For both sides of the recent election, I think the question being asked was: “What this country really needs is a guy with a big baseball bat, who is willing to use it to smash heads like watermelons, if that’s what it takes.”

To the majority of voters who voted against our new President, that didn’t seem like a particularly good idea. But for the minority who voted for him, it seemed to feel like a kind of Occam’s razor.

The general concept, I think, was something like this: Tony Soprano might not be your favorite person, but you can be pretty sure nobody is going to get in his way.

Which leads me to the question of art. In the 1990s I knew a number of people from the former Soviet Union who told me that one casualty of the fall of the Berlin Wall was a decrease in the production of great art.

It seems that brutish governments that employ bullying tactics against their own people are good for artistic expression. And as my colleague Luke DuBois said to me right after the recent election, “This is going to be very good for art.”

I think he was right.

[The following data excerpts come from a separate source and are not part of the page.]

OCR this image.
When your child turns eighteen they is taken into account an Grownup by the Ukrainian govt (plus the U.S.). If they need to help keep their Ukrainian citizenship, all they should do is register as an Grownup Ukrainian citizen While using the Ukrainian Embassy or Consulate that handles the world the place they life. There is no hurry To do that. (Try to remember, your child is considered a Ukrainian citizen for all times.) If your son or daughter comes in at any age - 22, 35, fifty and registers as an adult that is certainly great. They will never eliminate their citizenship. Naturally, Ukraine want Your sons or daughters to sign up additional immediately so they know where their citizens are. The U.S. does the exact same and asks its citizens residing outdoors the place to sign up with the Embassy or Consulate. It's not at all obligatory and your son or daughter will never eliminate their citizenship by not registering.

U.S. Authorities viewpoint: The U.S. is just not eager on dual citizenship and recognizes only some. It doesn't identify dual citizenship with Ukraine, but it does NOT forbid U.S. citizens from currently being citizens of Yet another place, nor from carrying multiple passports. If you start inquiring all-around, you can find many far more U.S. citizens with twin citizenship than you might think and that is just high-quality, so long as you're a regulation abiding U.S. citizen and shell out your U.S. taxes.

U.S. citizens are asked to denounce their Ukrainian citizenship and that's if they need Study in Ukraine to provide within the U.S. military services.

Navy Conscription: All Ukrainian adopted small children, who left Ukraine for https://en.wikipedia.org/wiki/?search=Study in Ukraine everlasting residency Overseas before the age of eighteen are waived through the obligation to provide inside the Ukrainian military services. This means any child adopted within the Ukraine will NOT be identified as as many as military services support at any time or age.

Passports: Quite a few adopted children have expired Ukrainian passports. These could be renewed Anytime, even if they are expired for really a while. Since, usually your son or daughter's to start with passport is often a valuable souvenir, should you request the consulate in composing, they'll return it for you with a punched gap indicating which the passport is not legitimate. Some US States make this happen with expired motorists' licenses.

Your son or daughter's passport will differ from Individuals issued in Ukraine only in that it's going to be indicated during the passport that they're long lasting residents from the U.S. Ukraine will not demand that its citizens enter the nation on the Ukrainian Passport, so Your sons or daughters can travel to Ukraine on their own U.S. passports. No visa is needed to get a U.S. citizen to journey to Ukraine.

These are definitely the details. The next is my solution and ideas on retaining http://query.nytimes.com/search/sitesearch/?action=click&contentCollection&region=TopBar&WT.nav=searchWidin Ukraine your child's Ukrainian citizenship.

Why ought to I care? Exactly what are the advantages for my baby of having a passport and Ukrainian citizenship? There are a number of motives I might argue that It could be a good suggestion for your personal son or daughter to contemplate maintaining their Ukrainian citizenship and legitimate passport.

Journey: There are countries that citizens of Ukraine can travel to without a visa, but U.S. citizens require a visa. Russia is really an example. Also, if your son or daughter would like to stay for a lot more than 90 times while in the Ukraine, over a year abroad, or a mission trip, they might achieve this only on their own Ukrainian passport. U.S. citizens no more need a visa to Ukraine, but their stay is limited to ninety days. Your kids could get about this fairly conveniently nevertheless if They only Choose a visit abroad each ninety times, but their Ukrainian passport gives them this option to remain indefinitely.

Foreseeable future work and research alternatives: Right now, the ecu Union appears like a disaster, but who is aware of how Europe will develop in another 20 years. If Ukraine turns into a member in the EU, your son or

My need to add beauty to the world, to create things that bring people together, that promote an awareness of the sheer wonder of each other, has greatly increased since the election.

Sure, our very own real life Tony Soprano might be stomping around Washington floating a fantasy tale of millions of illegal immigrant voters, referring to our free press as “Nazis”, claiming to hallucinate a vast imaginary crowd at his inauguration, threatening to make decent health care an entitlement for the privileged rather than a basic right of every citizen. That baseball bat seems to be getting a very good workout.

But I also think the sheer brutal nastiness of it all is causing many people to move in the opposite direction. They are realizing that art matters. Music matters. Celebrating the beauty within our souls, caring for each other, retaining the ability to see the humanity in one another, all of these things matter.

But only if we step up, if we remember that sometimes we need to turn our eyes away from the guy with the baseball bat. Alas, I fear that the next few years are going to be a very good time for art.